Charlotte Gainsbourg // 23.06.2012 / Küçükçiftlik Park

image

Sesler var, duyduğum an tüylerim diken diken olup gözlerim doluyor. Yüzler var, gördüğüm an birlikte sigara içip dertleşmişiz gibi tanıyıp gülümsüyorum. Charlotte Gainsbourg da o hep tanıdık yüzlerdenmiş, 23 Haziran akşamı anladım.

Dördüncü albümü Stage Whisper‘ı geçtiğimiz yıl yayımlayan Gainsbourg, albümdeki birçok şarkının beste ve düzenlemesinde parmağı olan Yeni Zelandalı müzisyen Connan Mockasin ile birlikte Küçükçiftlik Park sahnesindeydi.

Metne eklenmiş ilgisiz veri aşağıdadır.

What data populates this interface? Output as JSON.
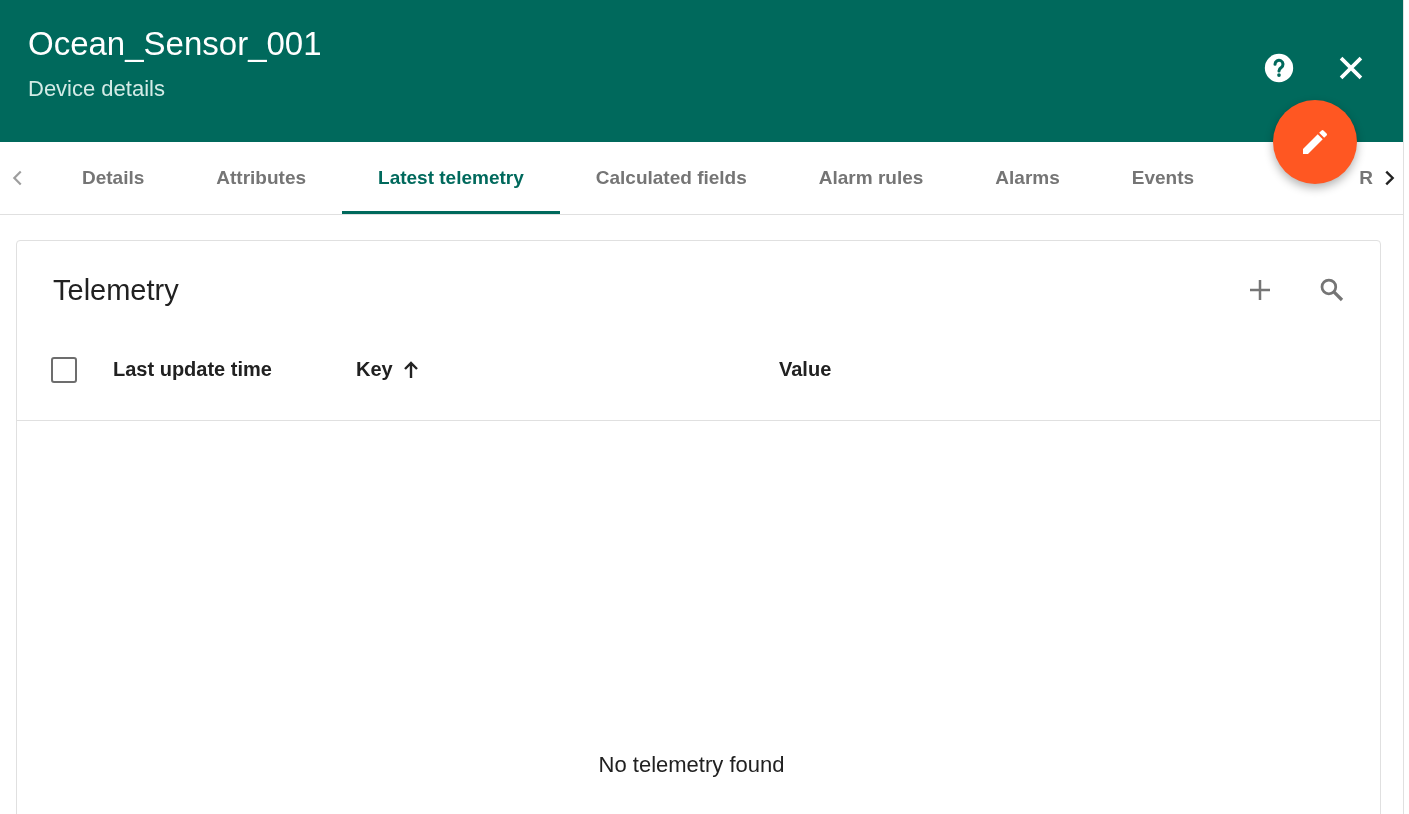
{
  "header": {
    "title": "Ocean_Sensor_001",
    "subtitle": "Device details"
  },
  "tabs": [
    {
      "label": "Details",
      "selected": false
    },
    {
      "label": "Attributes",
      "selected": false
    },
    {
      "label": "Latest telemetry",
      "selected": true
    },
    {
      "label": "Calculated fields",
      "selected": false
    },
    {
      "label": "Alarm rules",
      "selected": false
    },
    {
      "label": "Alarms",
      "selected": false
    },
    {
      "label": "Events",
      "selected": false
    },
    {
      "label": "R",
      "selected": false
    }
  ],
  "card": {
    "title": "Telemetry",
    "table": {
      "select_all": {
        "checked": false
      },
      "columns": [
        {
          "label": "Last update time",
          "sorted": false
        },
        {
          "label": "Key",
          "sorted": true
        },
        {
          "label": "Value",
          "sorted": false
        }
      ],
      "empty_message": "No telemetry found"
    }
  }
}
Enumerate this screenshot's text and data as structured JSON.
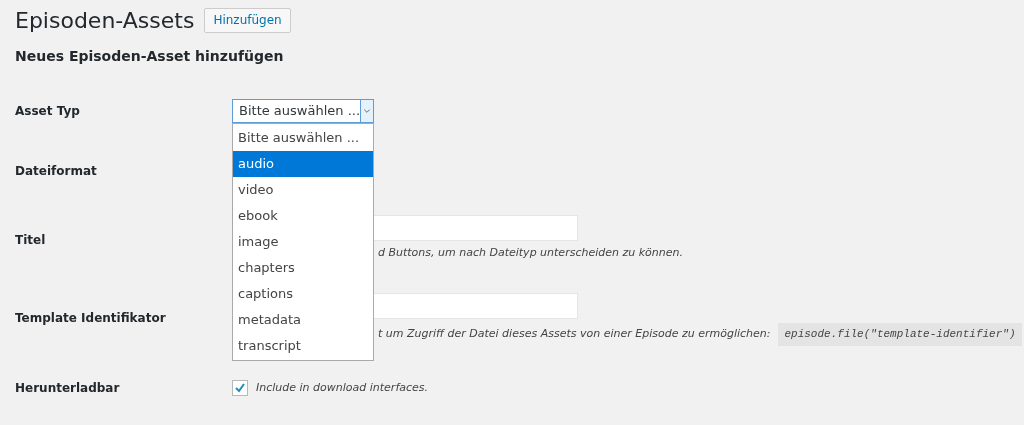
{
  "page_title": "Episoden-Assets",
  "add_button": "Hinzufügen",
  "form_heading": "Neues Episoden-Asset hinzufügen",
  "fields": [
    {
      "kind": "select",
      "label": "Asset Typ",
      "value": "Bitte auswählen ...",
      "expanded": true,
      "options": [
        {
          "label": "Bitte auswählen ...",
          "highlighted": false
        },
        {
          "label": "audio",
          "highlighted": true
        },
        {
          "label": "video",
          "highlighted": false
        },
        {
          "label": "ebook",
          "highlighted": false
        },
        {
          "label": "image",
          "highlighted": false
        },
        {
          "label": "chapters",
          "highlighted": false
        },
        {
          "label": "captions",
          "highlighted": false
        },
        {
          "label": "metadata",
          "highlighted": false
        },
        {
          "label": "transcript",
          "highlighted": false
        }
      ]
    },
    {
      "kind": "hidden",
      "label": "Dateiformat"
    },
    {
      "kind": "text",
      "label": "Titel",
      "description": "d Buttons, um nach Dateityp unterscheiden zu können."
    },
    {
      "kind": "text",
      "label": "Template Identifikator",
      "description": "t um Zugriff der Datei dieses Assets von einer Episode zu ermöglichen:",
      "code": "episode.file(\"template-identifier\")"
    },
    {
      "kind": "checkbox",
      "label": "Herunterladbar",
      "checked": true,
      "description": "Include in download interfaces."
    }
  ]
}
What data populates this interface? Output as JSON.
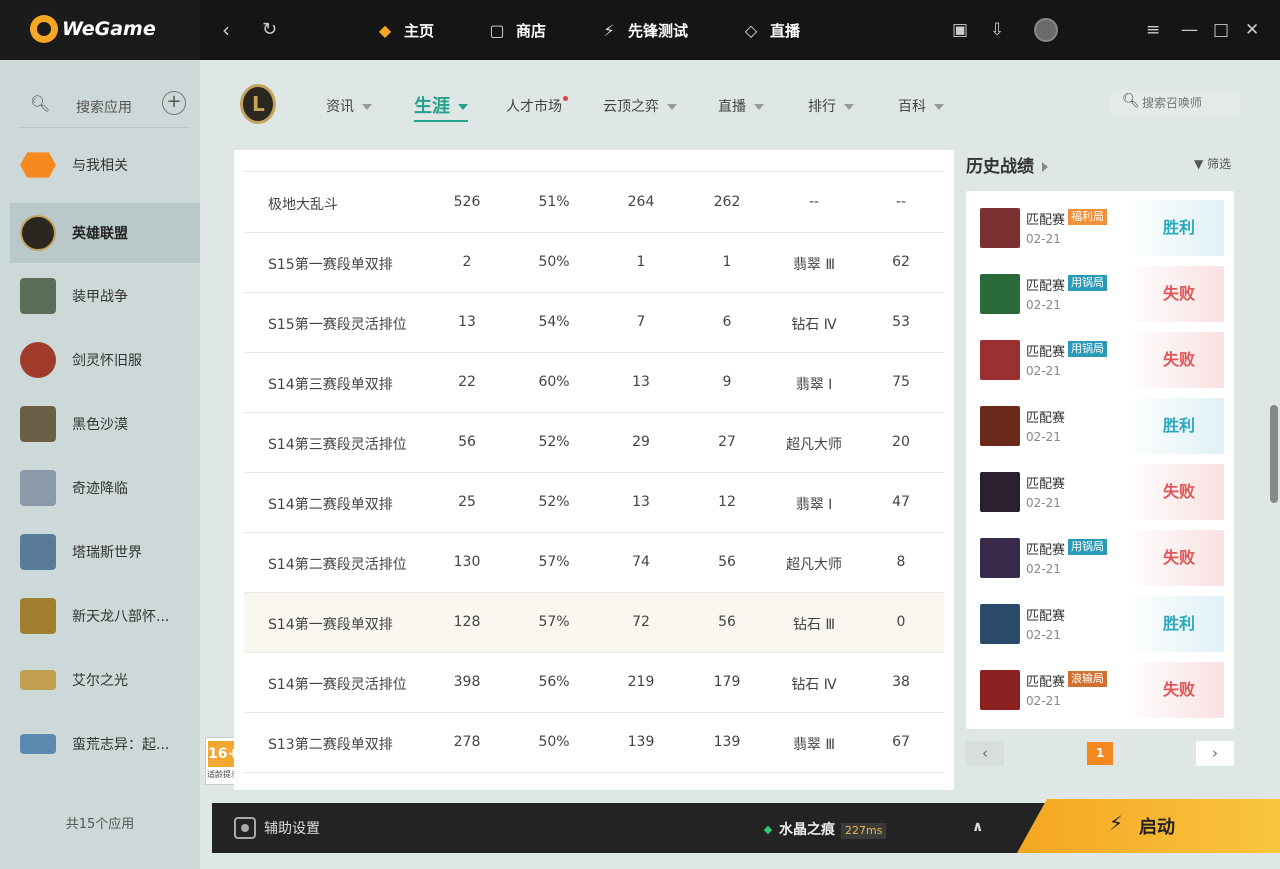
{
  "brand": {
    "name": "WeGame",
    "color": "#f5a623"
  },
  "topnav": {
    "items": [
      {
        "label": "主页",
        "icon": "home-icon",
        "active": true
      },
      {
        "label": "商店",
        "icon": "shop-bag-icon"
      },
      {
        "label": "先锋测试",
        "icon": "lightning-icon"
      },
      {
        "label": "直播",
        "icon": "live-icon"
      }
    ]
  },
  "sidebar": {
    "search_label": "搜索应用",
    "apps": [
      {
        "label": "与我相关",
        "icon": "related-icon",
        "color": "#f5891f"
      },
      {
        "label": "英雄联盟",
        "icon": "lol-icon",
        "active": true,
        "color": "#2b2620"
      },
      {
        "label": "装甲战争",
        "icon": "armored-warfare-icon",
        "color": "#5a6e5a"
      },
      {
        "label": "剑灵怀旧服",
        "icon": "blade-soul-icon",
        "color": "#a03a2a"
      },
      {
        "label": "黑色沙漠",
        "icon": "black-desert-icon",
        "color": "#6a6048"
      },
      {
        "label": "奇迹降临",
        "icon": "mu-icon",
        "color": "#8a9aaa"
      },
      {
        "label": "塔瑞斯世界",
        "icon": "tarisland-icon",
        "color": "#5a7a9a"
      },
      {
        "label": "新天龙八部怀...",
        "icon": "tianlong-icon",
        "color": "#a08030"
      },
      {
        "label": "艾尔之光",
        "icon": "elsword-icon",
        "color": "#c0a050"
      },
      {
        "label": "蛮荒志异：起...",
        "icon": "wild-icon",
        "color": "#5a8ab0"
      }
    ],
    "count_text": "共15个应用",
    "age_rating": {
      "number": "16+",
      "label": "适龄提示"
    }
  },
  "subnav": {
    "items": [
      {
        "label": "资讯",
        "caret": true
      },
      {
        "label": "生涯",
        "caret": true,
        "active": true
      },
      {
        "label": "人才市场",
        "dot": true
      },
      {
        "label": "云顶之弈",
        "caret": true
      },
      {
        "label": "直播",
        "caret": true
      },
      {
        "label": "排行",
        "caret": true
      },
      {
        "label": "百科",
        "caret": true
      }
    ],
    "search_placeholder": "搜索召唤师"
  },
  "table": {
    "rows": [
      [
        "极地大乱斗",
        "526",
        "51%",
        "264",
        "262",
        "--",
        "--"
      ],
      [
        "S15第一赛段单双排",
        "2",
        "50%",
        "1",
        "1",
        "翡翠 Ⅲ",
        "62"
      ],
      [
        "S15第一赛段灵活排位",
        "13",
        "54%",
        "7",
        "6",
        "钻石 Ⅳ",
        "53"
      ],
      [
        "S14第三赛段单双排",
        "22",
        "60%",
        "13",
        "9",
        "翡翠 Ⅰ",
        "75"
      ],
      [
        "S14第三赛段灵活排位",
        "56",
        "52%",
        "29",
        "27",
        "超凡大师",
        "20"
      ],
      [
        "S14第二赛段单双排",
        "25",
        "52%",
        "13",
        "12",
        "翡翠 Ⅰ",
        "47"
      ],
      [
        "S14第二赛段灵活排位",
        "130",
        "57%",
        "74",
        "56",
        "超凡大师",
        "8"
      ],
      [
        "S14第一赛段单双排",
        "128",
        "57%",
        "72",
        "56",
        "钻石 Ⅲ",
        "0"
      ],
      [
        "S14第一赛段灵活排位",
        "398",
        "56%",
        "219",
        "179",
        "钻石 Ⅳ",
        "38"
      ],
      [
        "S13第二赛段单双排",
        "278",
        "50%",
        "139",
        "139",
        "翡翠 Ⅲ",
        "67"
      ]
    ]
  },
  "history": {
    "title": "历史战绩",
    "filter_label": "筛选",
    "matches": [
      {
        "mode": "匹配赛",
        "tag": "福利局",
        "tag_color": "#f0903a",
        "date": "02-21",
        "result": "胜利",
        "win": true,
        "champ_color": "#7a3030"
      },
      {
        "mode": "匹配赛",
        "tag": "用锅局",
        "tag_color": "#2a9ab8",
        "date": "02-21",
        "result": "失败",
        "win": false,
        "champ_color": "#2a6a3a"
      },
      {
        "mode": "匹配赛",
        "tag": "用锅局",
        "tag_color": "#2a9ab8",
        "date": "02-21",
        "result": "失败",
        "win": false,
        "champ_color": "#9a3030"
      },
      {
        "mode": "匹配赛",
        "tag": "",
        "tag_color": "",
        "date": "02-21",
        "result": "胜利",
        "win": true,
        "champ_color": "#6a2a1a"
      },
      {
        "mode": "匹配赛",
        "tag": "",
        "tag_color": "",
        "date": "02-21",
        "result": "失败",
        "win": false,
        "champ_color": "#2a2030"
      },
      {
        "mode": "匹配赛",
        "tag": "用锅局",
        "tag_color": "#2a9ab8",
        "date": "02-21",
        "result": "失败",
        "win": false,
        "champ_color": "#3a2a4a"
      },
      {
        "mode": "匹配赛",
        "tag": "",
        "tag_color": "",
        "date": "02-21",
        "result": "胜利",
        "win": true,
        "champ_color": "#2a4a6a"
      },
      {
        "mode": "匹配赛",
        "tag": "浪输局",
        "tag_color": "#d07030",
        "date": "02-21",
        "result": "失败",
        "win": false,
        "champ_color": "#8a2020"
      }
    ],
    "page": "1"
  },
  "bottombar": {
    "assist_label": "辅助设置",
    "server_name": "水晶之痕",
    "ping": "227ms",
    "launch_label": "启动"
  }
}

Konser mekanının yalnızca çim alanı kaplayacak şekilde düzenlenmesi, Gainsbourg’un utangaç ve kulağa şarkıları içine söylüyormuş gibi gelen zayıf sesine uygun bir karardı.

Charlotte ve ekibi, üzerinde özenle çalışıldığı belli olan beyaz giysilerle çıktı sahneye. Connan Mockasin platin sarısı saçları ve entariye benzeyen giysisiyle psychedelic bir tarikat liderini andırıyordu. Enerjisi düşük seyirciyi arada bir dürtüp uyandıran gitarı, konserin kurtarıcılarından oldu. Charlotte Gainsbourg’un fısıltı gibi tınlayan şarkılarının kapalı ve küçük konser mekanlarına ihtiyaç duyduğunu düşünüyorum çünkü müzik açık havada seyirciyi avucuna alacak kadar güçlendiğinde Gainsbourg’un hafif sesi boğulup kayboluyor. Müzik dinlemekten çok laklak etmeye meraklı seyirci kitlesi ve artık yaz konserlerinin parçası haline gelmiş kesif köfte dumanı da eklenince, konser atmosferi oluşamadan buharlaşıyor.

Konseri daha en başından baltalayan bir diğer unsur da sahne önüne serpiştirilip VIP’ye ayrılan koltuklardı. Sevmediği uzak akrabasının düğününe gelmiş gibi tepkisizce konseri izleyen davetlilerden Charlotte da sıkılmış olacak ki, konserin sonuna doğru herkesi sahne önündeki bomboş alana davet etti. O dakikadan sonra konser gerçek bir ruha kavuştu. Gainsbourg’un seyircilere gülümseyip utangaçlıkla bakışlarını kaçırarak başını eğdiğini görmek, içimdeki sahiplenme hissini gıdıkladı.

Birkaç ay önce annesinin yaptığı gibi elini cebine sokup karşımda durduğunda, Charlotte Gainsbourg’la bir bağlantı kurduğumu hissettim ama bunun kaynağı müzik değildi. İster karizma deyin, ister sahne duruşu; beni o gece etkileyen, Charlotte Gainsbourg’u tanıdık bir varlık olarak algılamaktı. İçmediğimiz sigaraların ağzıma gelen tadıydı ki sigara kullanmam bile.